Specifically, Relative Performance is calculated by dividing the Friday closing price of a stock by the Friday close of an index. (We use the broad Wilshire 5000.) The weekly changes are then plotted on a line graph, using a log scale—this is called the RP line.

When an RP line is moving upward, the stock is outperforming the market. When it’s moving downward, the stock is underperforming the market. A flat RP line indicates the stock’s performance is equal to the market’s.

chart 1

In general, we like to see a minimum of 13 weeks of outperformance (an uptrending RP line) before we consider buying a stock. Once this condition has been met, we conclude the stock has positive momentum. If a company has a compelling fundamental story and strong positive momentum, it’s a candidate for purchase.

What constitutes strong momentum? When a stock has a powerful RP line, its corrections will be brief, lasting just a week or two. The longer the Relative Performance correction, the weaker the situation. There’s nothing more positive than an RP line that’s hitting new highs!

In general we’ll consider selling a stock if it underperforms the market for eight weeks or longer. But there are other considerations. How deep (or shallow) has the correction been? Has the stock been declining on heavy trading volume (a big negative)? Is it holding up in an area of price support? RP analysis is extremely important, but it’s not done in a vacuum. There are other considerations.

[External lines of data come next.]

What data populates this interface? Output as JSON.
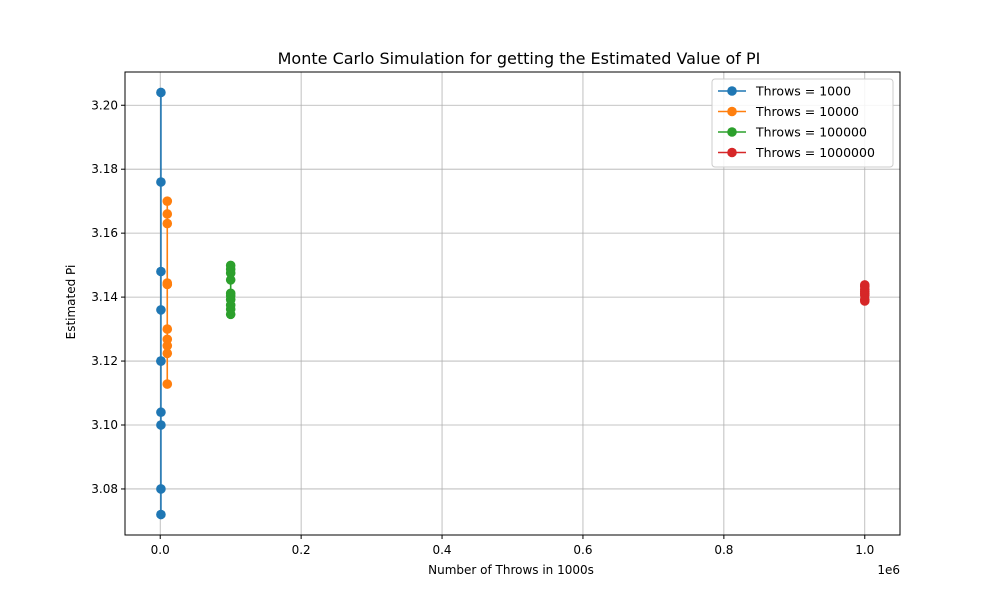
{
  "chart_data": {
    "type": "line",
    "title": "Monte Carlo Simulation for getting the Estimated Value of PI",
    "xlabel": "Number of Throws in 1000s",
    "ylabel": "Estimated Pi",
    "x_offset_label": "1e6",
    "xlim": [
      -0.05,
      1.05
    ],
    "ylim": [
      3.0656,
      3.2104
    ],
    "x_ticks": [
      0.0,
      0.2,
      0.4,
      0.6,
      0.8,
      1.0
    ],
    "x_tick_labels": [
      "0.0",
      "0.2",
      "0.4",
      "0.6",
      "0.8",
      "1.0"
    ],
    "y_ticks": [
      3.08,
      3.1,
      3.12,
      3.14,
      3.16,
      3.18,
      3.2
    ],
    "y_tick_labels": [
      "3.08",
      "3.10",
      "3.12",
      "3.14",
      "3.16",
      "3.18",
      "3.20"
    ],
    "grid": true,
    "legend_position": "top-right",
    "series": [
      {
        "name": "Throws = 1000",
        "color": "#1f77b4",
        "x": [
          0.001,
          0.001,
          0.001,
          0.001,
          0.001,
          0.001,
          0.001,
          0.001,
          0.001,
          0.001
        ],
        "values": [
          3.204,
          3.176,
          3.148,
          3.136,
          3.12,
          3.104,
          3.1,
          3.08,
          3.072,
          3.12
        ]
      },
      {
        "name": "Throws = 10000",
        "color": "#ff7f0e",
        "x": [
          0.01,
          0.01,
          0.01,
          0.01,
          0.01,
          0.01,
          0.01,
          0.01,
          0.01,
          0.01,
          0.01
        ],
        "values": [
          3.17,
          3.166,
          3.163,
          3.1444,
          3.144,
          3.13,
          3.1268,
          3.1248,
          3.1224,
          3.1128,
          3.144
        ]
      },
      {
        "name": "Throws = 100000",
        "color": "#2ca02c",
        "x": [
          0.1,
          0.1,
          0.1,
          0.1,
          0.1,
          0.1,
          0.1,
          0.1,
          0.1,
          0.1
        ],
        "values": [
          3.1499,
          3.1487,
          3.1475,
          3.1454,
          3.1412,
          3.1404,
          3.1392,
          3.1375,
          3.1362,
          3.1346
        ]
      },
      {
        "name": "Throws = 1000000",
        "color": "#d62728",
        "x": [
          1.0,
          1.0,
          1.0,
          1.0,
          1.0,
          1.0,
          1.0,
          1.0
        ],
        "values": [
          3.1438,
          3.1433,
          3.1424,
          3.1418,
          3.1412,
          3.1406,
          3.1393,
          3.1388
        ]
      }
    ]
  }
}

Let’s look at a few examples.

Relative Performance (RP) Analysis

chart 2

Above, you can see a stock that’s been strongly outperforming the market for quite some time. In the last year, the stock has nearly doubled! And if you used RP analysis as the basis for buying and holding this stock, you would have profited handsomely, as there was no way you could have sold your position given the persistence of the advance.

chart 3

The chart above shows a positive situation that developed in one of today’s best growth stocks more than a decade ago. Amazon (AMZN) rallied nicely into May 2002 before it corrected for more than two months.

But here’s the key: As the stock began to bounce, the RP line reached new highs many weeks ahead of the price—a sign the stock’s sponsorship and momentum was strong. Sure enough, shares continued higher and went on to big gains in the year ahead.

chart 4

Now consider the above chart, which shows the opposite situation. After a long uptrend, the stock hit a new price and RP peaks in November 2010. All was well.

But after months of consolidation, the stock tried to hit new highs in July 2011 … but the RP line did not conform. A negative divergence! Sure enough, the stock itself faded from there and eventually fell more than 30%.

Interpreting Relative Performance lines is as much an art as it is a science. But to any serious investor, it’s worth the effort. It gives you the conviction to stay with a stock rather than selling for a quick profit. It helps you identify the strongest growth stocks in both weak and strong markets. And it gives you advance notice that a stock is weakening.